Microsoft officials have given more details on how the company has worked to increase cloud capacity since the start of the Covid-19 global pandemic. On June 16, the company detailed what it is doing on this front, in particular on how it is striving to strengthen its Teams service, demand having increased sharply from the spring.
Officials have previously spoken about the priority Microsoft has given at the request of first responders, healthcare workers, and other front-line workers. They had shared details of some of the less essential services they had set aside. And they had also publicly acknowledged that supply chain challenges led to a shortage of certain necessary components of data centers, which further contributed to the problems associated with meeting certain demands for cloud computing.
This Tuesday, they said that Microsoft data center employees took turns installing new servers (while staying at least two meters away). Microsoft first added new servers in the most affected regions.
Free up more capacity for demanded services
The group also doubled the capacity of one of its own submarine cables that carry data across the Atlantic, and “negotiated with the owners of another to open additional capacity.” Engineers have tripled the capacity deployed on the cable that links Europe to America in two weeks, they added.
At the same time, Product teams looked at all of Microsoft’s services running on Azure to free up more capacity for high-demand services like Teams, Office, Windows Virtual Desktop, Azure Active Directory application proxy, and Xbox, officials said. And in some cases, engineers have rewritten the code to improve efficiency, as they did in the case of video stream processing, which officials said had made ten times more efficient in one weekend.
Teams have been formed to distribute the reserved capacity to other regions of data centers within a week, rather than the process of several months that such a strategy would involve. In addition, Microsoft’s Azure Wide Area Network team added 110 terabytes of capacity in two months to the fiber optic network that carries Microsoft data, as well as 12 new state-of-the-art IT sites to connect the network to vendor-owned infrastructure. local internet access to reduce network congestion.
Microsoft has shifted its own internal Azure workloads to avoid worldwide demand spikes and to divert traffic from regions of high demand, the teams said. On the consumer side, Microsoft has moved game workloads out of high-demand data centers in the UK and Asia and has worked to reduce bandwidth usage during peak office hours. day.
Updating predictive models
Microsoft also had to update its forecasting models which took into account the sharp increase in cloud demand resulting from the pandemic. Microsoft added to its multiple predictive modeling techniques (ARIMA, Additive, Multiplicative, Logarithmic) basic caps by country to avoid overestimating forecasts. It also adapted its models to take into account the inflection and growth models by use by sector of activity and geographic area, while adding external data sources on the impact of the health crisis by country. “Throughout the process, we have been cautious and favored over-supply, but as usage patterns have stabilized, we have also reduced our workforce if necessary,” officials said.

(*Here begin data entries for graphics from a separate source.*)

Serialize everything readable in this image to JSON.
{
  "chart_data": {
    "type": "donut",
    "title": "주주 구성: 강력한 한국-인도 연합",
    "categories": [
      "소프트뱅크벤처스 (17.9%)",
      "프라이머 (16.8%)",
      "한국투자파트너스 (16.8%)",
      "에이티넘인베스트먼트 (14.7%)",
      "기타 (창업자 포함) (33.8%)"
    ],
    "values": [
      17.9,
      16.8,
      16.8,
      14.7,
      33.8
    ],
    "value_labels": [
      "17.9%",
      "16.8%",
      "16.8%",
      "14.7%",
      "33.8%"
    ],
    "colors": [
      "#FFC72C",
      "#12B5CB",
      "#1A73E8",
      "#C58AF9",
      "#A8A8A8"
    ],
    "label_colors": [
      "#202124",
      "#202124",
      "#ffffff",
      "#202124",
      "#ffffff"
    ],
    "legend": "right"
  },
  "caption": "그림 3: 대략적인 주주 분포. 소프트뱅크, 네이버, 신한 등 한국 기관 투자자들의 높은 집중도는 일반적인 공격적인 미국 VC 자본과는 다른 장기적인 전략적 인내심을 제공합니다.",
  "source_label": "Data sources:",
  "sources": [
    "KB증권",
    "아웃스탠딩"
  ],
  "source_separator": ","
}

Microsoft has also learned a few lessons by increasing its IT resources for Teams. By redeploying some of its micro-services to favor a larger number of small computing clusters, the company was able to avoid certain considerations of scale by cluster, accelerate its deployments and obtain a finer load rebalancing. It has also become more flexible in terms of the type of virtual machines or central processing units used to run different micro-services so that it can focus on overall computing power or memory to increase the use of Azure resources in each region. . And the engineers were able to optimize the service code itself, so as to reduce things like the time spent by a program on the processor.
Microsoft has added new routing strategies to take advantage of unused capacity. Call and meeting traffic was routed across multiple regions to handle power surges, and time-of-day load balancing helped Microsoft avoid WAN throttling, said the responsibles. Using Azure Front Door, Microsoft was able to route traffic nationally. It also made a number of cache and storage improvements, which reduced the payload size by 65%, the deserialization time by 40% and the serialization time by 20%.
Microsoft has also changed its incident management policy. It has replaced incident management rotations with a daily rather than weekly cadence. She brought in more incident managers from across the company and postponed all non-critical changes across all of her services.
New container-based deployments
All of this scaling up of cloud capacity will have an impact on how Microsoft builds and maintains its Azure-based services, like Teams, say officials. “What we can do today by simply changing the configuration files may have previously required the purchase of new equipment or even new buildings,” they add in a blog post.
Regarding the future of Teams, Microsoft plans to move from VM-based deployments to container-based deployments using its Azure Kubernetes service. The company has announced that it plans to minimize the use of REST in favor of more efficient binary protocols like gRPC.
Reports from Microsoft customers reaching Azure capacity limits in some regions did not only begin when more people started working from home during the coronavirus pandemic. Last fall, a number of East US2 Azure customers said they couldn’t even run virtual machines due to Azure capacity issues. Will these new capacity upgrades prevent future general Azure capacity issues?